During the summer of 2009, following her freshman year in the School of Engineering, Virginia Commonwealth University (VCU) student Afton Trent acquired a position in Dr. Stephen Fong's laboratory in order to work on the iGEM project team.

The iGEM (International Genetically Engineered Machines) is the premier annual undergraduate synthetic biology competition, hosted at MIT, in which students design and build biological systems and operate them in living cells.

Through iGEM, Afton gained valuable lab experience and field knowledge in "novel biological systems". The VCU team focused on characterizing promoters, which can be likened to a switch that begins the process of DNA transcription.

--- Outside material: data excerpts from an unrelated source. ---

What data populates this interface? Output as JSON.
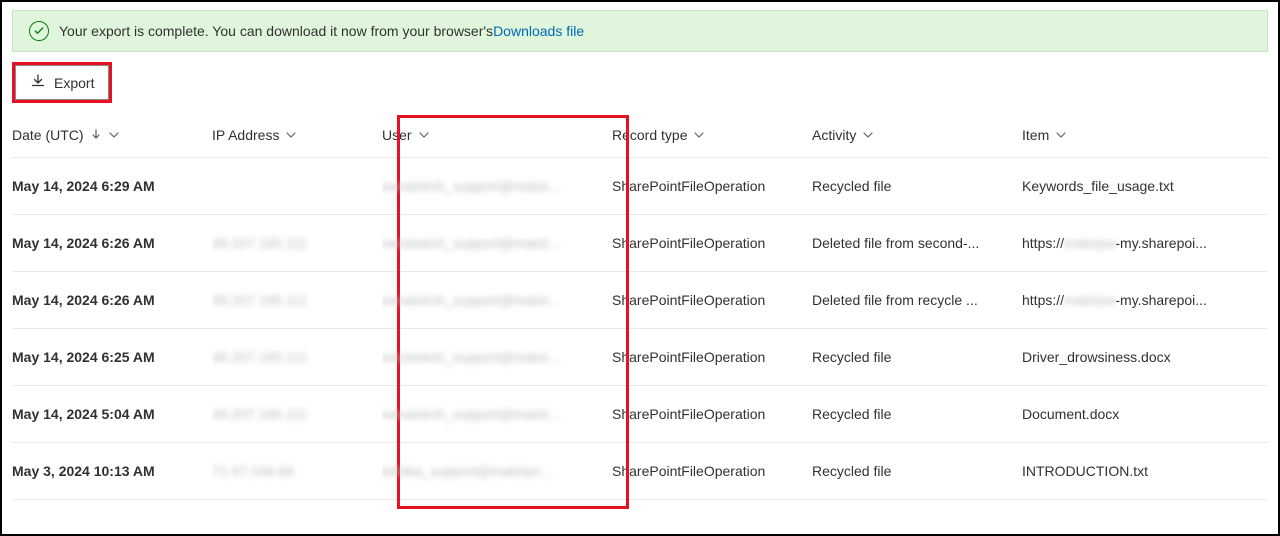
{
  "banner": {
    "text": "Your export is complete. You can download it now from your browser's",
    "link_label": "Downloads file"
  },
  "toolbar": {
    "export_label": "Export"
  },
  "columns": {
    "date": "Date (UTC)",
    "ip": "IP Address",
    "user": "User",
    "record": "Record type",
    "activity": "Activity",
    "item": "Item"
  },
  "rows": [
    {
      "date": "May 14, 2024 6:29 AM",
      "ip": "",
      "user": "weraloksh_support@matol...",
      "record": "SharePointFileOperation",
      "activity": "Recycled file",
      "item": "Keywords_file_usage.txt"
    },
    {
      "date": "May 14, 2024 6:26 AM",
      "ip": "49.207.185.111",
      "user": "weraloksh_support@matol...",
      "record": "SharePointFileOperation",
      "activity": "Deleted file from second-...",
      "item_prefix": "https://",
      "item_blur": "matolyw",
      "item_suffix": "-my.sharepoi..."
    },
    {
      "date": "May 14, 2024 6:26 AM",
      "ip": "49.207.185.111",
      "user": "weraloksh_support@matol...",
      "record": "SharePointFileOperation",
      "activity": "Deleted file from recycle ...",
      "item_prefix": "https://",
      "item_blur": "matolyw",
      "item_suffix": "-my.sharepoi..."
    },
    {
      "date": "May 14, 2024 6:25 AM",
      "ip": "49.207.185.111",
      "user": "weraloksh_support@matol...",
      "record": "SharePointFileOperation",
      "activity": "Recycled file",
      "item": "Driver_drowsiness.docx"
    },
    {
      "date": "May 14, 2024 5:04 AM",
      "ip": "49.207.186.111",
      "user": "weraloksh_support@matol...",
      "record": "SharePointFileOperation",
      "activity": "Recycled file",
      "item": "Document.docx"
    },
    {
      "date": "May 3, 2024 10:13 AM",
      "ip": "71.97.246.68",
      "user": "lethika_support@matolyn...",
      "record": "SharePointFileOperation",
      "activity": "Recycled file",
      "item": "INTRODUCTION.txt"
    }
  ]
}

To measure the strength of promoters, BioBricks - a standardized method of assembling DNA - and e.coli were used in order to measure the strength of protein expressed, and therefore the strength of the promoter. This research by the VCU improved the BioParts registry, an online database that categorizes and catalogues all of the BioBricks and their constituent parts.

Although in its early stages, this larger picture of synthetic biology is meant to create systems that can perform more complex tasks, such as aiding in the production of biofuels, and the treatment of cancer.

Afton worked on this project through most of her summer break, and feels that working or volunteering in a lab during undergraduate study is an excellent way to gain valuable experience, and to explore different focus areas within a major.  As a chemical and life science major, Afton found that this research helped her determine her own specific focus areas within those fields.